"If you do know," she said finally and somewhat faintly, but as frigidly as ever, "will you tell me or won't you?"
"Why," he said, as though he had not thought of it, "I don't know. If I were really sure that I was needed. You know it's mighty hard telling these days when you stumble upon a damsel in distress whether a stranger's aid is welcome or not. If there's one thing I won't do it's shove myself forward when I'm not wanted."
"You're a nasty animal!" she cried hotly.
"For all I know," he resumed in an untroubled tone, "the end of your journey may be just around the bend, about a hundred yards off. And if I plunged in to be of assistance I might be suspected of being a fresh guy."
"It's half a dozen miles to the ranch-house," she condescended to tell him. "And it's going to get dark in no time. And if you want to know, Mr. Smarty, that's as close as I've ever come or ever will come to asking anything of any man that ever lived."
He could have sat there until dark just for the sheer joy of teasing her, making her pay a little for her recent treatment of him. But there was a note of finality in her voice which did not escape him; in another moment she would jump down and go on on foot and he knew it. So at last he rode up to the car, dismounted, and lifted the hood.

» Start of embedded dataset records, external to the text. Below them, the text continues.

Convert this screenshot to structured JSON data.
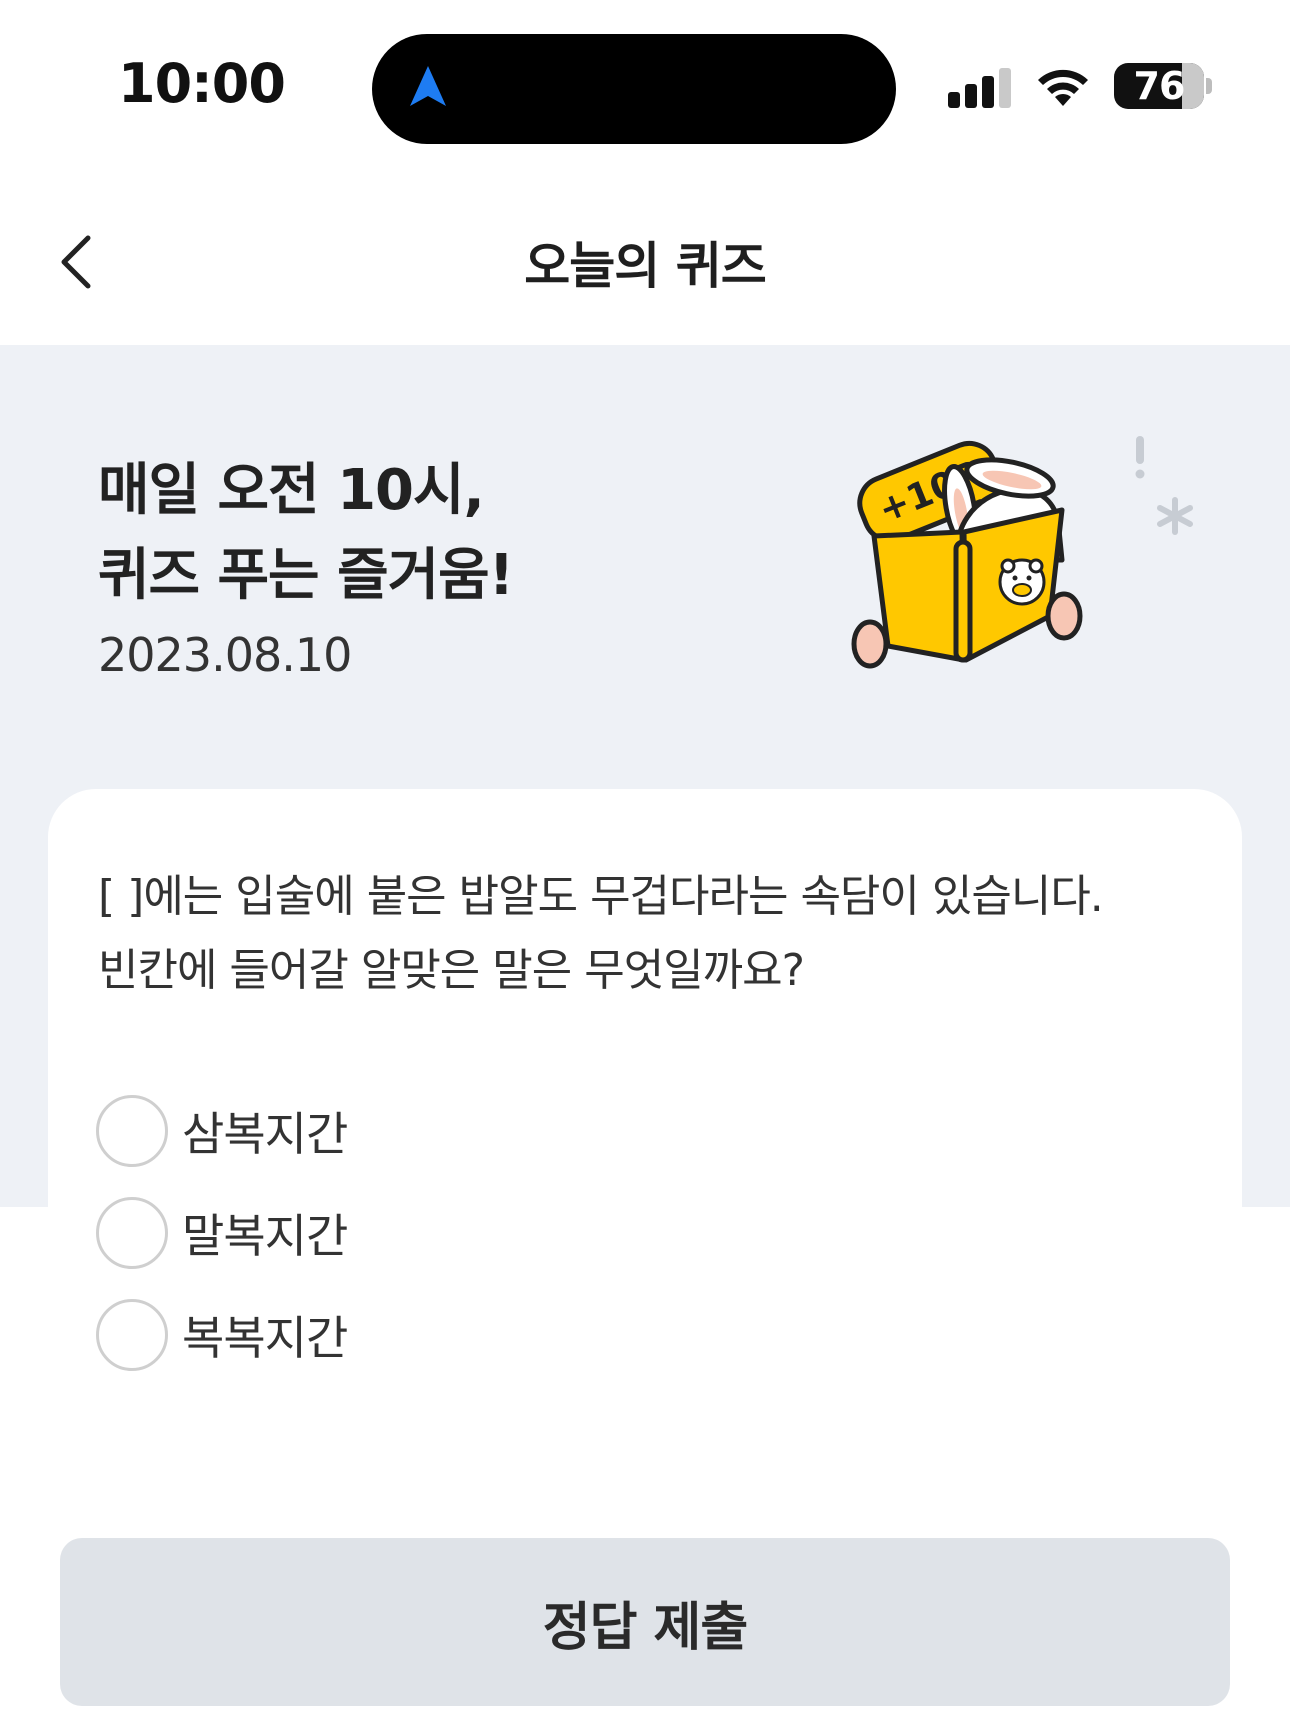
{
  "status_bar": {
    "time": "10:00",
    "battery_level": "76",
    "icons": [
      "navigation-arrow-icon",
      "cellular-signal-icon",
      "wifi-icon",
      "battery-icon"
    ]
  },
  "header": {
    "title": "오늘의 퀴즈",
    "back_icon": "chevron-left-icon"
  },
  "hero": {
    "title_line1": "매일 오전 10시,",
    "title_line2": "퀴즈 푸는 즐거움!",
    "date": "2023.08.10",
    "badge_text": "+10P"
  },
  "quiz": {
    "question_line1": "[ ]에는 입술에 붙은 밥알도 무겁다라는 속담이 있습니다.",
    "question_line2": "빈칸에 들어갈 알맞은 말은 무엇일까요?",
    "options": [
      {
        "label": "삼복지간",
        "selected": false
      },
      {
        "label": "말복지간",
        "selected": false
      },
      {
        "label": "복복지간",
        "selected": false
      }
    ]
  },
  "submit": {
    "label": "정답 제출"
  },
  "colors": {
    "hero_background": "#eef1f6",
    "button_background": "#dfe3e8",
    "accent_yellow": "#ffc800",
    "navigation_blue": "#1e7cf2"
  }
}
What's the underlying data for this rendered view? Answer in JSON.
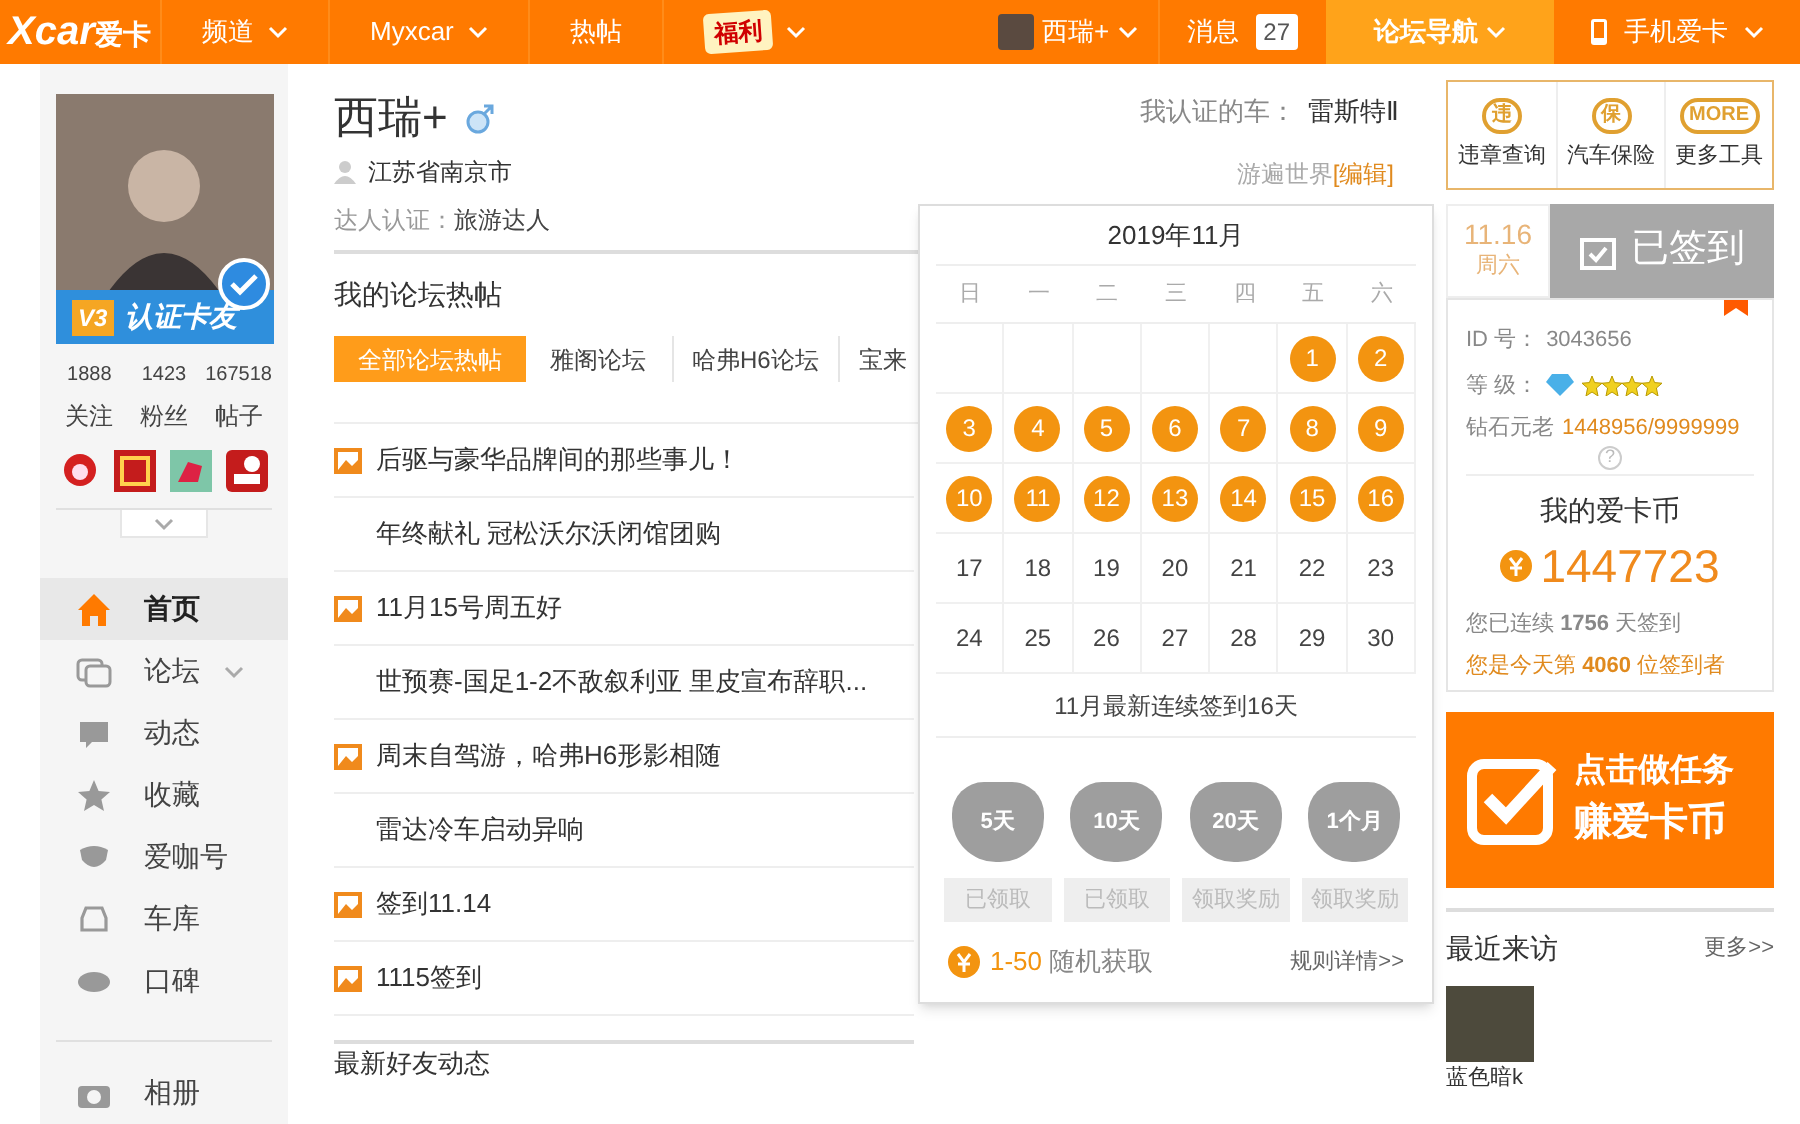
{
  "topbar": {
    "logo": "Xcar",
    "logo_cn": "爱卡",
    "items": [
      {
        "label": "频道",
        "caret": true,
        "kind": "text"
      },
      {
        "label": "Myxcar",
        "caret": true,
        "kind": "text"
      },
      {
        "label": "热帖",
        "caret": false,
        "kind": "text"
      },
      {
        "label": "福利",
        "caret": true,
        "kind": "badge"
      }
    ],
    "user": "西瑞+",
    "messages": {
      "label": "消息",
      "count": "27"
    },
    "forum_nav": {
      "label": "论坛导航",
      "selected": true
    },
    "mobile": "手机爱卡"
  },
  "profile": {
    "verified_level": "V3",
    "verified_label": "认证卡友",
    "stats": [
      {
        "value": "1888",
        "label": "关注"
      },
      {
        "value": "1423",
        "label": "粉丝"
      },
      {
        "value": "167518",
        "label": "帖子"
      }
    ]
  },
  "sidebar": {
    "items": [
      {
        "label": "首页",
        "selected": true,
        "has_menu": false
      },
      {
        "label": "论坛",
        "selected": false,
        "has_menu": true
      },
      {
        "label": "动态",
        "selected": false,
        "has_menu": false
      },
      {
        "label": "收藏",
        "selected": false,
        "has_menu": false
      },
      {
        "label": "爱咖号",
        "selected": false,
        "has_menu": false
      },
      {
        "label": "车库",
        "selected": false,
        "has_menu": false
      },
      {
        "label": "口碑",
        "selected": false,
        "has_menu": false
      }
    ],
    "extra": [
      {
        "label": "相册"
      }
    ]
  },
  "user": {
    "name": "西瑞+",
    "location": "江苏省南京市",
    "expert_label": "达人认证：",
    "expert": "旅游达人",
    "car_label": "我认证的车：",
    "car": "雷斯特Ⅱ",
    "motto": "游遍世界",
    "edit": "[编辑]"
  },
  "forum": {
    "title": "我的论坛热帖",
    "tabs": [
      {
        "label": "全部论坛热帖",
        "selected": true
      },
      {
        "label": "雅阁论坛",
        "selected": false
      },
      {
        "label": "哈弗H6论坛",
        "selected": false
      },
      {
        "label": "宝来",
        "selected": false
      }
    ],
    "posts": [
      {
        "title": "后驱与豪华品牌间的那些事儿！",
        "has_image": true
      },
      {
        "title": "年终献礼 冠松沃尔沃闭馆团购",
        "has_image": false
      },
      {
        "title": "11月15号周五好",
        "has_image": true
      },
      {
        "title": "世预赛-国足1-2不敌叙利亚 里皮宣布辞职...",
        "has_image": false
      },
      {
        "title": "周末自驾游，哈弗H6形影相随",
        "has_image": true
      },
      {
        "title": "雷达冷车启动异响",
        "has_image": false
      },
      {
        "title": "签到11.14",
        "has_image": true
      },
      {
        "title": "1115签到",
        "has_image": true
      }
    ]
  },
  "friends_title": "最新好友动态",
  "calendar": {
    "title": "2019年11月",
    "weekdays": [
      "日",
      "一",
      "二",
      "三",
      "四",
      "五",
      "六"
    ],
    "days": [
      {
        "kind": "blank"
      },
      {
        "kind": "blank"
      },
      {
        "kind": "blank"
      },
      {
        "kind": "blank"
      },
      {
        "kind": "blank"
      },
      {
        "kind": "day",
        "label": "1",
        "signed": true
      },
      {
        "kind": "day",
        "label": "2",
        "signed": true
      },
      {
        "kind": "day",
        "label": "3",
        "signed": true
      },
      {
        "kind": "day",
        "label": "4",
        "signed": true
      },
      {
        "kind": "day",
        "label": "5",
        "signed": true
      },
      {
        "kind": "day",
        "label": "6",
        "signed": true
      },
      {
        "kind": "day",
        "label": "7",
        "signed": true
      },
      {
        "kind": "day",
        "label": "8",
        "signed": true
      },
      {
        "kind": "day",
        "label": "9",
        "signed": true
      },
      {
        "kind": "day",
        "label": "10",
        "signed": true
      },
      {
        "kind": "day",
        "label": "11",
        "signed": true
      },
      {
        "kind": "day",
        "label": "12",
        "signed": true
      },
      {
        "kind": "day",
        "label": "13",
        "signed": true
      },
      {
        "kind": "day",
        "label": "14",
        "signed": true
      },
      {
        "kind": "day",
        "label": "15",
        "signed": true
      },
      {
        "kind": "day",
        "label": "16",
        "signed": true
      },
      {
        "kind": "day",
        "label": "17",
        "signed": false
      },
      {
        "kind": "day",
        "label": "18",
        "signed": false
      },
      {
        "kind": "day",
        "label": "19",
        "signed": false
      },
      {
        "kind": "day",
        "label": "20",
        "signed": false
      },
      {
        "kind": "day",
        "label": "21",
        "signed": false
      },
      {
        "kind": "day",
        "label": "22",
        "signed": false
      },
      {
        "kind": "day",
        "label": "23",
        "signed": false
      },
      {
        "kind": "day",
        "label": "24",
        "signed": false
      },
      {
        "kind": "day",
        "label": "25",
        "signed": false
      },
      {
        "kind": "day",
        "label": "26",
        "signed": false
      },
      {
        "kind": "day",
        "label": "27",
        "signed": false
      },
      {
        "kind": "day",
        "label": "28",
        "signed": false
      },
      {
        "kind": "day",
        "label": "29",
        "signed": false
      },
      {
        "kind": "day",
        "label": "30",
        "signed": false
      }
    ],
    "streak": "11月最新连续签到16天",
    "rewards": [
      {
        "bag": "5天",
        "button": "已领取"
      },
      {
        "bag": "10天",
        "button": "已领取"
      },
      {
        "bag": "20天",
        "button": "领取奖励"
      },
      {
        "bag": "1个月",
        "button": "领取奖励"
      }
    ],
    "range": "1-50",
    "range_text": "随机获取",
    "rules": "规则详情>>"
  },
  "tools": [
    {
      "label": "违章查询",
      "glyph": "违"
    },
    {
      "label": "汽车保险",
      "glyph": "保"
    },
    {
      "label": "更多工具",
      "glyph": "MORE"
    }
  ],
  "signin": {
    "date": "11.16",
    "weekday": "周六",
    "button": "已签到",
    "signed": true
  },
  "account": {
    "id_label": "ID 号：",
    "id": "3043656",
    "level_label": "等 级：",
    "stars": 4,
    "rank": "钻石元老",
    "points": "1448956/9999999",
    "help": "?",
    "coins_title": "我的爱卡币",
    "coins": "1447723",
    "streak": "您已连续 **1756** 天签到",
    "rank_today": "您是今天第 **4060** 位签到者"
  },
  "task_banner": {
    "line1": "点击做任务",
    "line2": "赚爱卡币"
  },
  "visitors": {
    "title": "最近来访",
    "more": "更多>>",
    "items": [
      {
        "name": "蓝色暗k"
      }
    ]
  }
}
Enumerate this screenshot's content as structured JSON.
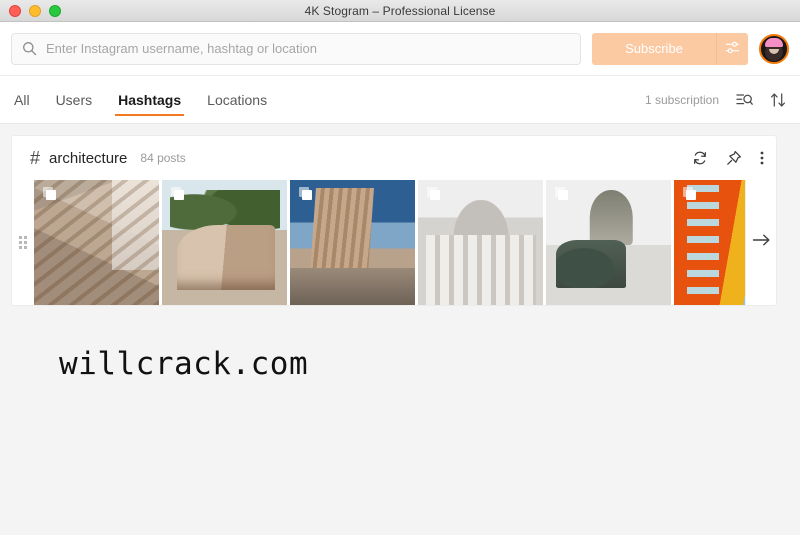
{
  "window": {
    "title": "4K Stogram – Professional License",
    "controls": [
      {
        "name": "close",
        "color": "#ff5f57"
      },
      {
        "name": "minimize",
        "color": "#ffbd2e"
      },
      {
        "name": "maximize",
        "color": "#28c940"
      }
    ]
  },
  "header": {
    "search": {
      "placeholder": "Enter Instagram username, hashtag or location",
      "value": "",
      "icon": "search-icon"
    },
    "subscribe_label": "Subscribe",
    "settings_icon": "sliders-icon",
    "avatar_icon": "user-avatar"
  },
  "tabbar": {
    "tabs": [
      {
        "label": "All",
        "active": false
      },
      {
        "label": "Users",
        "active": false
      },
      {
        "label": "Hashtags",
        "active": true
      },
      {
        "label": "Locations",
        "active": false
      }
    ],
    "subscription_count": "1 subscription",
    "filter_icon": "filter-search-icon",
    "sort_icon": "sort-icon",
    "active_accent": "#f47920"
  },
  "card": {
    "hash_symbol": "#",
    "hashtag": "architecture",
    "post_count": "84 posts",
    "actions": [
      {
        "name": "refresh-icon"
      },
      {
        "name": "pin-icon"
      },
      {
        "name": "more-options-icon"
      }
    ],
    "drag_handle_icon": "drag-handle-icon",
    "next_icon": "arrow-right-icon",
    "thumbnails": [
      {
        "alt": "terraced green building rendering",
        "multi": true
      },
      {
        "alt": "curved timber pavilion rendering",
        "multi": true
      },
      {
        "alt": "blue tower rendering",
        "multi": true
      },
      {
        "alt": "neoclassical columned facade",
        "multi": true
      },
      {
        "alt": "domed cathedral with equestrian statue",
        "multi": true
      },
      {
        "alt": "orange shuttered building facade",
        "multi": true
      }
    ]
  },
  "watermark": {
    "text": "willcrack.com"
  },
  "colors": {
    "accent": "#f47920",
    "subscribe_bg": "#fbcaa3",
    "page_bg": "#f4f4f4"
  }
}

"Ignition," he ordered her.
She pulled out the little button again. His eyes upon hers, his grin frank and unconcealed, he took a stone from the road and with it tapped gently upon the shaft running from the pump. Immediately there came that little hissing sound she had waited for.
"Starter," he commanded.
And now her foot upon the pedal achieved the desired results; the engine responded, humming pleasantly. He closed the hood and stood back eying her with a mingling of amusement and triumph. Her face reddened slowly. And then, startling him with its unheralded unexpectedness, a gay peal of laughter from her made quite another girl of her, a dimpling, radiant, altogether adorable and desirable creature.